I vertici della società inglese non si opporranno alla cessione del difensore durante la sessione estiva, ma hanno già chiarito di non essere disposti a concedere sconti e di voler dettare le condizioni economiche dell’operazione. La dirigenza delle Bees ha infatti fissato una valutazione ufficiale del cartellino compresa tra i 35 e i 40 milioni di euro, una cifra giustificata non solo dal valore potenziale del ragazzo, ma anche dalla sua spiccata duttilità tattica che lo rende capace di disimpegnarsi con eguale efficacia sia sulla fascia destra sia sul binario opposto nel ruolo di terzino sinistro. I due club di Serie A considerano il calciatore un profilo ideale per ringiovanire i rispettivi reparti arretrati, apprezzando la freschezza atletica e i margini di crescita strutturali del ventunenne italiano.

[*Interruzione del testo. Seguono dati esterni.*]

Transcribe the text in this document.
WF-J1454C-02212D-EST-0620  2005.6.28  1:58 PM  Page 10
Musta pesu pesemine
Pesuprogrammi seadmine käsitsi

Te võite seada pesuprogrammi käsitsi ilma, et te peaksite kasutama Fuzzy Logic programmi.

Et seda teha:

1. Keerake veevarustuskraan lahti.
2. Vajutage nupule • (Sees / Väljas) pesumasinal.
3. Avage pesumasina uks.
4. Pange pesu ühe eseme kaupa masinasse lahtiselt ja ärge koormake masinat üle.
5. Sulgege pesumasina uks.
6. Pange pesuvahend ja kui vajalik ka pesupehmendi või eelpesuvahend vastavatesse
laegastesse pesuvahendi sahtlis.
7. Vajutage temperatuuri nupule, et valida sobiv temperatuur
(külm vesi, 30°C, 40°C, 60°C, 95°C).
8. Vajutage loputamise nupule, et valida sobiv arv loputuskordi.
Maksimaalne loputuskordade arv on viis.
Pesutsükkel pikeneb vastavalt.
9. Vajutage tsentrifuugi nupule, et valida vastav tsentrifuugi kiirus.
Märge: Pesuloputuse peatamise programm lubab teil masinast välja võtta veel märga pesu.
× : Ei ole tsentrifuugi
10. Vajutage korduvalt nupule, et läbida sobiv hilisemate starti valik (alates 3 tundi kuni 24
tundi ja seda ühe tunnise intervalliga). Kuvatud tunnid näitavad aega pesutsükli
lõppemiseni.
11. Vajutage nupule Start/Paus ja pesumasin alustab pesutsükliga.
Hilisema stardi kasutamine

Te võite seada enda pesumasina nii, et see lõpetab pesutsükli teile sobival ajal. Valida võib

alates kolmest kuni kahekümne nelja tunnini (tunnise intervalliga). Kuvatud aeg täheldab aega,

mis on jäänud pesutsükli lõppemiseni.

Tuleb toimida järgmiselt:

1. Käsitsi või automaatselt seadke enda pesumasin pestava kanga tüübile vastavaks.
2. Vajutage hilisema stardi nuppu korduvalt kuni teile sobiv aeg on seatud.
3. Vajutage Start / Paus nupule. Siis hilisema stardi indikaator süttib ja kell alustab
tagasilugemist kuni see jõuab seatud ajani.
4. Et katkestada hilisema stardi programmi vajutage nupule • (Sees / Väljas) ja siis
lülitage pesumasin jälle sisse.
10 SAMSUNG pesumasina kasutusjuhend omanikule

Questa richiesta economica così elevata rischia tuttavia di bloccare sul nascere le manovre di inserimento di Juventus e Milan, i cui budget per i trasferimenti estivi sono stati sensibilmente ridimensionati dagli effetti della mancata qualificazione alla prossima edizione della Champions League. L’assenza dei ricavi garantiti dal massimo palcoscenico europeo costringe entrambe le dirigenze a operare con estrema cautela finanziaria, rendendo lo stanziamento di una cifra vicina ai quaranta milioni di euro per un unico difensore una via difficilmente percorribile senza una precedente e remunerativa cessione. I contatti tra gli intermediari di mercato e l’entourage del calciatore proseguiranno intensamente nei prossimi giorni per verificare se i margini di manovra del club britannico possano ammorbidirsi, consentendo alle squadre italiane di formulare una proposta d’acquisto compatibile con i nuovi parametri societari.